Introduction to Public Policy Studies

Comments on Anderson's ch 5

As always, unless otherwise noted, references to Anderson are to his 2011 7th edition assigned as a text for this course.

You know the Golden Rule?  He who has the gold rules.  Love doesn’t make the world go ‘round.  Money does. Government programs of goods and services can only be provided if there is money to pay for them, and even basic government operations (US diplomatic operations, adoption and implementation of government regulations) can only be carried out if there are funds to pay staff and maintain offices.

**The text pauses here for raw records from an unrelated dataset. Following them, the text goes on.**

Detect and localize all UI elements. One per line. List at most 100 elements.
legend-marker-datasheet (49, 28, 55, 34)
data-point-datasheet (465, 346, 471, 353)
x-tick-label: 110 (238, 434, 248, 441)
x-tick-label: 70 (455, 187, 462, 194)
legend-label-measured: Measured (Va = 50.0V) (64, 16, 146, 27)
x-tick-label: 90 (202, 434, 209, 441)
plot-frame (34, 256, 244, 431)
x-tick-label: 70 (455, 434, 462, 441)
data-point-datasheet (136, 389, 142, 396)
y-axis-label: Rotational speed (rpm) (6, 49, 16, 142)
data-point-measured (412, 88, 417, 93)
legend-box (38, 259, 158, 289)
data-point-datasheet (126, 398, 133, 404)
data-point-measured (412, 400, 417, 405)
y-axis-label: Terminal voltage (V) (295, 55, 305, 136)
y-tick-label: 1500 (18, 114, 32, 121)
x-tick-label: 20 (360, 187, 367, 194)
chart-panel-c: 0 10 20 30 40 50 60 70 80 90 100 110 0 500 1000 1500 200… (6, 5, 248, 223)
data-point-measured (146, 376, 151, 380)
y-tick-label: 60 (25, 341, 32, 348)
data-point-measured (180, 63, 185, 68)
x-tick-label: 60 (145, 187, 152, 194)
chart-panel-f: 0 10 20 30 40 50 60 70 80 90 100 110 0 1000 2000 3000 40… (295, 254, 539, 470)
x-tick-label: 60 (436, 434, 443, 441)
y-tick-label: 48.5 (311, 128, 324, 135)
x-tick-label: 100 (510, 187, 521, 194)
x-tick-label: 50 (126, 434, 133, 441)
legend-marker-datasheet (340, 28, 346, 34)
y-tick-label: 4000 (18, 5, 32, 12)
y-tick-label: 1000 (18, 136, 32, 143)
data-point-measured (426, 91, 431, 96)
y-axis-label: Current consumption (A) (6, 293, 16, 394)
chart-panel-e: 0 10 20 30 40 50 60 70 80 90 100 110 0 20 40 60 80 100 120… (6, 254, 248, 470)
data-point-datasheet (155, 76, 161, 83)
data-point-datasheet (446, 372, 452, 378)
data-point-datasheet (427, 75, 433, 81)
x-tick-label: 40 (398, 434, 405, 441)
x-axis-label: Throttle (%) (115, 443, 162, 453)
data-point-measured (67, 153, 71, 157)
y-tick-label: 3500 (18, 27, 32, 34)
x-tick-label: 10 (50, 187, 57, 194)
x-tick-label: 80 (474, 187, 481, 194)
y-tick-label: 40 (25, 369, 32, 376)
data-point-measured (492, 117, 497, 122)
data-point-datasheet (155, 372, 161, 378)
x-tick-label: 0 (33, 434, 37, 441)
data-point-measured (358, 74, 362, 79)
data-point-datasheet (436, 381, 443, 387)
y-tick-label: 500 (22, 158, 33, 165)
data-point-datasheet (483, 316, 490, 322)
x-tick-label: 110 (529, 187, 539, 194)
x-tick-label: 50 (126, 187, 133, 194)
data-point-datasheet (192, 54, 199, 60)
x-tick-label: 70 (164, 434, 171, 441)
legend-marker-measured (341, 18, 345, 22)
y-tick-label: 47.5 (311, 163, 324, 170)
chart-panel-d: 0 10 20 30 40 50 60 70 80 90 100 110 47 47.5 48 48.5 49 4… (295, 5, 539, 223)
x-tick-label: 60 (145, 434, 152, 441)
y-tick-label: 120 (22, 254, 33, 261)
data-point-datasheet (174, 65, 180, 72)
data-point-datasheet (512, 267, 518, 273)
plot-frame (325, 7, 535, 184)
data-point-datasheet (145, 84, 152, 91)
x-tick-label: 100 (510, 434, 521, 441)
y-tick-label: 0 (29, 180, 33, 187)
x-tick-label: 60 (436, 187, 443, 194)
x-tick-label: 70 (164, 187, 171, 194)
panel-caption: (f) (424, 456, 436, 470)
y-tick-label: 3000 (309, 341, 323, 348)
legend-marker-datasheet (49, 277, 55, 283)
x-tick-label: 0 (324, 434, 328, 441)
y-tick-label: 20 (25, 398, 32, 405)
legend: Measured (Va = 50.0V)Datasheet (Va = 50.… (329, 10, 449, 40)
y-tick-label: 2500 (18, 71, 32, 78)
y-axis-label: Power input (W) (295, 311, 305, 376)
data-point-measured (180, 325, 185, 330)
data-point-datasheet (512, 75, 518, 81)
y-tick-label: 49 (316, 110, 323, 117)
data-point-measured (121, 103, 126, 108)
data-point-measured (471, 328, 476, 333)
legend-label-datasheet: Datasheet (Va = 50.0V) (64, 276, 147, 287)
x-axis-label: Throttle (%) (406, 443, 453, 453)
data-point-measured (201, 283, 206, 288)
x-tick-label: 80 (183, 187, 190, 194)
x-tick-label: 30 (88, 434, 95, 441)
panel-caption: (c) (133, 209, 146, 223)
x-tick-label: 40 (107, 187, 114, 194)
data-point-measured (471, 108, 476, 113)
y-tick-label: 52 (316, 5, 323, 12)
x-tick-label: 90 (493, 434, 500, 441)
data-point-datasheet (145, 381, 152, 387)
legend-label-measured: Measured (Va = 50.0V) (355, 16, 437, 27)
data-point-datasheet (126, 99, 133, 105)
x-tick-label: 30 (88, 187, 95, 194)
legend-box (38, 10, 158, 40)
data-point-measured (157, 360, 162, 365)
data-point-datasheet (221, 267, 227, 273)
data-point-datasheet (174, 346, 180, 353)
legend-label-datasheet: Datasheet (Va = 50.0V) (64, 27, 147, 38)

The chapter on budgeting again illustrates the value of institutionalism (Anderson: 23-25) in understanding the policy process.  Organizations (the Congressional Budget Office, the Budget Committee, the Office of Management and Budget) formal rules and procedures (the constitutional power of the veto without a line-item veto, reprogramming authority, the congressional division of budgeting among authorizing, Appropriations, and Budget committees), and informal practices (deference to Appropriations subcommittees, the bounded rationality of incremental budgeting) all matter for public policy outcomes.

Budgets and political strategy

There is an extensive body of research trying to explain why some governments are bigger in terms of the share of Gross Domestic Product they consume than others and why the government share of the economy has tended to increase cross-nationally.  (The United States is, among advanced industrial states, a relatively small government; see the comparative data on government revenue as a share of the total economy under “Exhibits” at BB’s Course Documents.)  Without going into all of this, for this course in policymaking there is one provocative argument that is worth considering.  In an article “Why government grows (and grows) in a democracy, Meltzer and Richard (1978) note that there is an asymmetry between political and economic power in democratic polities.  In democracies, voting power is distributed more equally than economic power (each voter has one vote, while a small number of people control much more wealth than do the remaining majority).  As a result, the large number of poor people will use their large number of votes to raise taxes on the relatively small number of wealthier people who have relatively few votes to use in defense.  As a counter to Meltzer and Richard, note that there are important political resources other than troops (money, information, the ability to disrupt, legitimacy, and skill) that are used to win in policy conflicts. The Meltzer and Richard article is provocative, not necessarily empirically supported.

The Wimpy factor.  The discussion of budgeting provides a good opportunity to raise the question of timing.  Rational politicians will try to move benefits forward in time and push costs back.  Moreover, as  can be seen by periodic crises in entitlement programs like Medicare and Social Security, short-term fixes, which typically don’t involve politically unpalatable policy changes, are preferred to deeper solutions.  Wimpy?

As we shall see, budgeting seriously implicates policy implementation and policy evaluation.  The adequacy of budgets determine how completely programs can be implemented and budgetary stipulations can influence how they are implemented.  Rising government expenditures stimulated the demands for evaluating policy effectiveness, and concerns about continued budgetary support make unfavorable program evaluations a political problem.